When "Yes" Means "Yes" for Dementia Patients

Apr 20, 2015

Closing arguments are scheduled today in the sexual assault trial of a former state representative. Henry Rayhons of Garner, Iowa may go to prison for having sex with his wife.

In March 2014 Donna Rayhons and her daughter Linda Dunshee had lunch. Dunshee, who had power of attorney, says her mother acted confused during the meal and had troubled using the restroom. 

"I went into the stall...helped her button and zip," said Dunshee while testifying in the sexual assault trial of her stepfather. "And I said 'OK, let’s flush the toilet and let’s go wash our hands.' And she turned around and washed her hands in the urine-filled toilet."

Later that month Donna Rayhons moved to Concord Care Center in Garner. Staff say simple activities like eating confused her, and her results on cognitive tests were very low.

On May 15, 2014 Concord Care's medical director Dr. John Brady told Henry Rayhons that Donna was no longer capable of consenting to sex. But on May 23 Rayhons allegedly had sex with his wife.

While he denies having sex with his wife on this date, the former state representative also says Donna Rayhons desired and initiated sex during her stay at Concord Care.

Donna Rayhons died  on August 8, 2014. Henry was charged with third degree sexual assault one week later.

Essentially the jury is tasked both with determining whether or not the Rayhonses had sex on May 23, and whether Donna Rayhons could consent. A guilty verdict could result in a 10-year prison sentence for Rayhons. 

This case has garnered national attention as it poses complicated questions on whether people with cognitive disabilities are capable of consenting to and enjoying sex. Many doctors and lawyers say though moderate-to-severe dementia patients have diminished cognitive abilities, that does not mean their sexual desires are less valid. 

“That basic instinct of having sex with a known person...known face, known body it’s a different area of memory,” says Dr. Yogest Shah, the director of Des Moines University’s Memory Clinic. “The memory we’re talking about is mainly the area of the brain called hippocampus in frontal temporal region. The sexual memory would be coming from the different parts of the brain.”

Social scientists who study the American aging process say being a “full person” is often linked to memory, and thus dementia patients are often infantilized. 

“It’s a really common refrain you hear. ‘They’re not themselves anymore.’ ‘Oh well, they physically now, but they actually died five years ago cause they had no memory,’” says University of Iowa anthropologist Emily Wentzell.  “However, just because there are cultural stigmas against people with different bodies or cognitive abilities having sex, if they want to have it, they should be allowed…They should be treated like adults.”

Wentzell cautions that people with cognitive disabilities are more vulnerable to sexual assault, but she says there are ways to determine if someone wants sex.          

“Some care facilities have sexual rights manifestos or practices where they use a whole range of kinds of processes, including just looking at the person, and looking attheir affect, to determine whether someone is consenting,” Wentzell says.

The charges against Rayhons are similar to those of statuary rape.
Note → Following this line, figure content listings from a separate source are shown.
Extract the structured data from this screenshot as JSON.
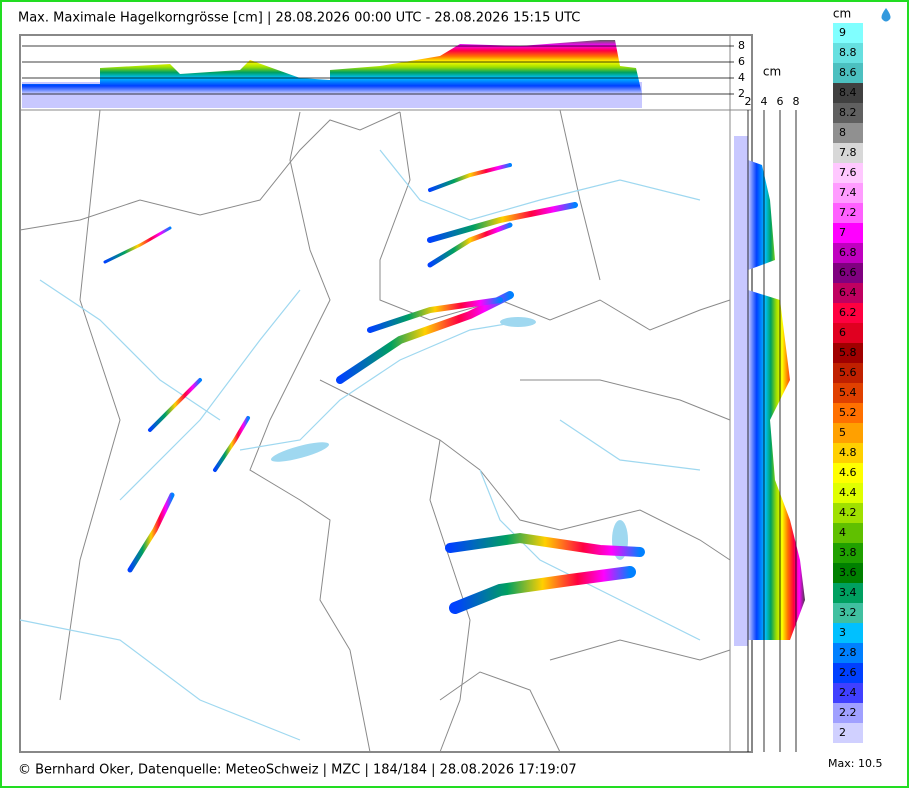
{
  "header": {
    "title": "Max. Maximale Hagelkorngrösse [cm] | 28.08.2026 00:00 UTC - 28.08.2026 15:15 UTC"
  },
  "top_profile": {
    "ticks": [
      2,
      4,
      6,
      8
    ],
    "unit": "cm"
  },
  "side_profile": {
    "ticks": [
      2,
      4,
      6,
      8
    ]
  },
  "legend": {
    "unit": "cm",
    "labels": [
      9,
      8.8,
      8.6,
      8.4,
      8.2,
      8,
      7.8,
      7.6,
      7.4,
      7.2,
      7,
      6.8,
      6.6,
      6.4,
      6.2,
      6,
      5.8,
      5.6,
      5.4,
      5.2,
      5,
      4.8,
      4.6,
      4.4,
      4.2,
      4,
      3.8,
      3.6,
      3.4,
      3.2,
      3,
      2.8,
      2.6,
      2.4,
      2.2,
      2
    ],
    "colors": [
      "#80ffff",
      "#66e0e0",
      "#4cc0c0",
      "#404040",
      "#606060",
      "#909090",
      "#d8d8d8",
      "#ffc8ff",
      "#ff9cff",
      "#ff60ff",
      "#ff00ff",
      "#c000c0",
      "#800080",
      "#c00060",
      "#ff0040",
      "#e00020",
      "#a00000",
      "#c02000",
      "#e04000",
      "#ff7000",
      "#ffa000",
      "#ffd000",
      "#ffff00",
      "#e0ff00",
      "#a0e000",
      "#60c000",
      "#20a000",
      "#008000",
      "#00a060",
      "#40c0a0",
      "#00c0ff",
      "#0080ff",
      "#0040ff",
      "#4040ff",
      "#a0a0ff",
      "#d0d0ff"
    ],
    "max": "Max: 10.5"
  },
  "footer": "© Bernhard Oker, Datenquelle: MeteoSchweiz | MZC | 184/184 | 28.08.2026 17:19:07"
}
In Iowa the general age of consent is 16. Whether someone younger than 16 wants or initiates sex with an adult doesn’t matter.

Katherine Pearson of Penn State’s Dickinson Law specializes in elder law. She says this sexual assault trial is about when “yes, means yes” for people with impaired cognition.
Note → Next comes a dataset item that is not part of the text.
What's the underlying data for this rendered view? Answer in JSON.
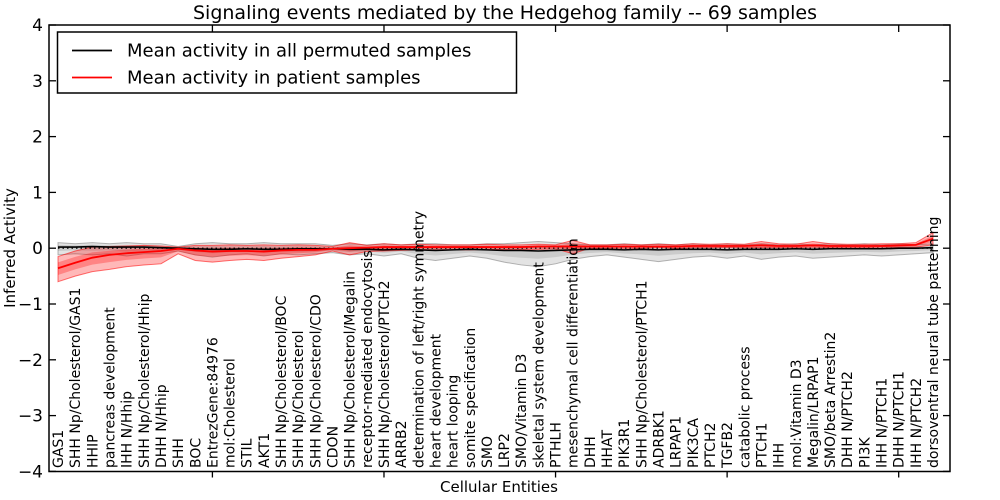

“The opinion of the doctor about consent was treated as the end of the conversation rather than the beginning of the conversation,” Pearson says. “There are very serious implications from a law that will treat an older adult like a child.”

Pearson says a civil hearing in which a judge hears from multiple people is a better way to determine whether a person can consent to sex. In Iowa there is no formalized process so prosecutors in this case are deferring to Dr. Brady and nursing home staff.

“This case has caused a discussion about in the same way we have advanced directives about end–of-life decisions, will we now want or maybe even need a document about that gives advanced directions about sexual intimacy,” Pearson says.

But for many that's a difficult topic.

“This is a case were parents and children have to discuss sex and aging in the most explicit terms possible," UI"s Emily Wentzell says. "Cultural speaking it’s not standard, it’s not normative, and it creeps people out.'

Wentzell, Pearson and Shah all say it’s a conversation worth having. Because it’s possible that if Henry and Donna Rayhons had sex on the night in question, it wasn’t assault but an expression of love.